Chewing on my bottom lip, I watched Jim, one of the stablehands who oversaw Bloodline’s daily routine, walk away with the horse, and I replayed our brief interaction. Jim had always been friendly. He had been married for ten years, and he had two daughters and one son. The boy was his youngest and only two years old. Normally, I’d ask about the kids, and he’d tell me something funny that one of them had done.

But he had given me a tight smile when I asked him today, replied, “Great,” then gotten away from me as quickly as possible.

Miller, the head trainer, had even been more standoffish with me. He’d spoken to me very little and talked to Christopher, the stable’s best exercise rider, more than me about Bloodline. I was the one who would be riding him next week, not Christopher.

Letting out a frustrated sigh, I turned my attention toward the corral, where Thatcher had Zephyr. I wanted on that horse so bad. He was beautiful. I’d watched his sire race in the Derby the year he won. It had been on television, of course. I’d never gotten to actually go to the Kentucky Derby. I probably could have gotten tickets, but I wanted to go as a jockey. Sitting in the stands and watching wasn’t my dream. It was being down there on the track.
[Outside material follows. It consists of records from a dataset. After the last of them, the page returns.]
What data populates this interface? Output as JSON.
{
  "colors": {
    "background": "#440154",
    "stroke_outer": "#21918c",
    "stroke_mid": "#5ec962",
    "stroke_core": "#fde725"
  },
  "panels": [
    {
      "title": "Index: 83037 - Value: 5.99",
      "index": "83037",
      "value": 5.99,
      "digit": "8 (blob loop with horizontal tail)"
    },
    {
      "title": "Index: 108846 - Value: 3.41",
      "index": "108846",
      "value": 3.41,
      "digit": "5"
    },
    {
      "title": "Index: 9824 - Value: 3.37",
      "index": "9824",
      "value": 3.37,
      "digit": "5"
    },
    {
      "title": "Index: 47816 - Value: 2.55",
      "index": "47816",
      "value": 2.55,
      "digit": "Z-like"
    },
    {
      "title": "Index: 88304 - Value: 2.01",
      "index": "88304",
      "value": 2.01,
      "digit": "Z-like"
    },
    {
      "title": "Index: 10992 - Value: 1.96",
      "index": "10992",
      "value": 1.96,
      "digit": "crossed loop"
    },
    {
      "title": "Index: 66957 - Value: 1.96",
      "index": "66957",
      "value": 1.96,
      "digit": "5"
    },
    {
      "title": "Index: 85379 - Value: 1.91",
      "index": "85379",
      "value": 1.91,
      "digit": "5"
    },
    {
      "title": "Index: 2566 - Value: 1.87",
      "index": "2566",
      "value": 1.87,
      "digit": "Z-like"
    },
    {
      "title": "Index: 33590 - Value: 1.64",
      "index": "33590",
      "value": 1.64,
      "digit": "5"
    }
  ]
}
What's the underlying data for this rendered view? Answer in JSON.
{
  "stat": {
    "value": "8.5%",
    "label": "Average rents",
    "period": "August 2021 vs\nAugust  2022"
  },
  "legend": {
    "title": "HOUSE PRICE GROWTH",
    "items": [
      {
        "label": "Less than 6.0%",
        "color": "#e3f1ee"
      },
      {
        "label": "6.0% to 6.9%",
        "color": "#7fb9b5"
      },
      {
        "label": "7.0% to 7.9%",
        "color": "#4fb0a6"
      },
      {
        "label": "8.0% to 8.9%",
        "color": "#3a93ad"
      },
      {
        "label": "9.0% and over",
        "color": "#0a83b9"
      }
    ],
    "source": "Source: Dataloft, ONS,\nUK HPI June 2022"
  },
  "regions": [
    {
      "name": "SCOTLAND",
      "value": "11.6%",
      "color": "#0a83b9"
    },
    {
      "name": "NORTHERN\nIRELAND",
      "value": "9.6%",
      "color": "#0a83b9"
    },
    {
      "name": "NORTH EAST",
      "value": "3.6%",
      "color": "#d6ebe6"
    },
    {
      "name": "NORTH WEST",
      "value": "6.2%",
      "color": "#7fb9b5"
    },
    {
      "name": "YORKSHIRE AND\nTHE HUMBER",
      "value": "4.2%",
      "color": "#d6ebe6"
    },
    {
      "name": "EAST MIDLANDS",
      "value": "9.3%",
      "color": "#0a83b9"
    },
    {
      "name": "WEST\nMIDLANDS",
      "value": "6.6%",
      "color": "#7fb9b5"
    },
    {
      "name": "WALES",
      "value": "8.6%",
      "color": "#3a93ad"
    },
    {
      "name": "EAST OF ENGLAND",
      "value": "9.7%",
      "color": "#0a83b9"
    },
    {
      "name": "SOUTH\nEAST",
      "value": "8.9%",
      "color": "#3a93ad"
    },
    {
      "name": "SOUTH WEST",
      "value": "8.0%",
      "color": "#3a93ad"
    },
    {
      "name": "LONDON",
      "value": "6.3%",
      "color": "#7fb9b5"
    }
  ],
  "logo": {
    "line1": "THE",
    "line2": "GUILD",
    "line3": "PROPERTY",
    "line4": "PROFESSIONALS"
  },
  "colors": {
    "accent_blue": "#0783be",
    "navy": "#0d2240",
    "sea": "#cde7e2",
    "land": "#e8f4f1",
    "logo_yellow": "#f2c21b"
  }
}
My focus shifted from the horse to the man on it. I had seen him every day I’d been here this week. Each time, I tried to work up the nerve to speak to him, but I never managed it. The cookies that had been left at my door on Friday night were still a mystery. The thought that he could have left them seemed ridiculous now. As did the idea that there had been someone in my backyard. My imagination had gotten the best of me.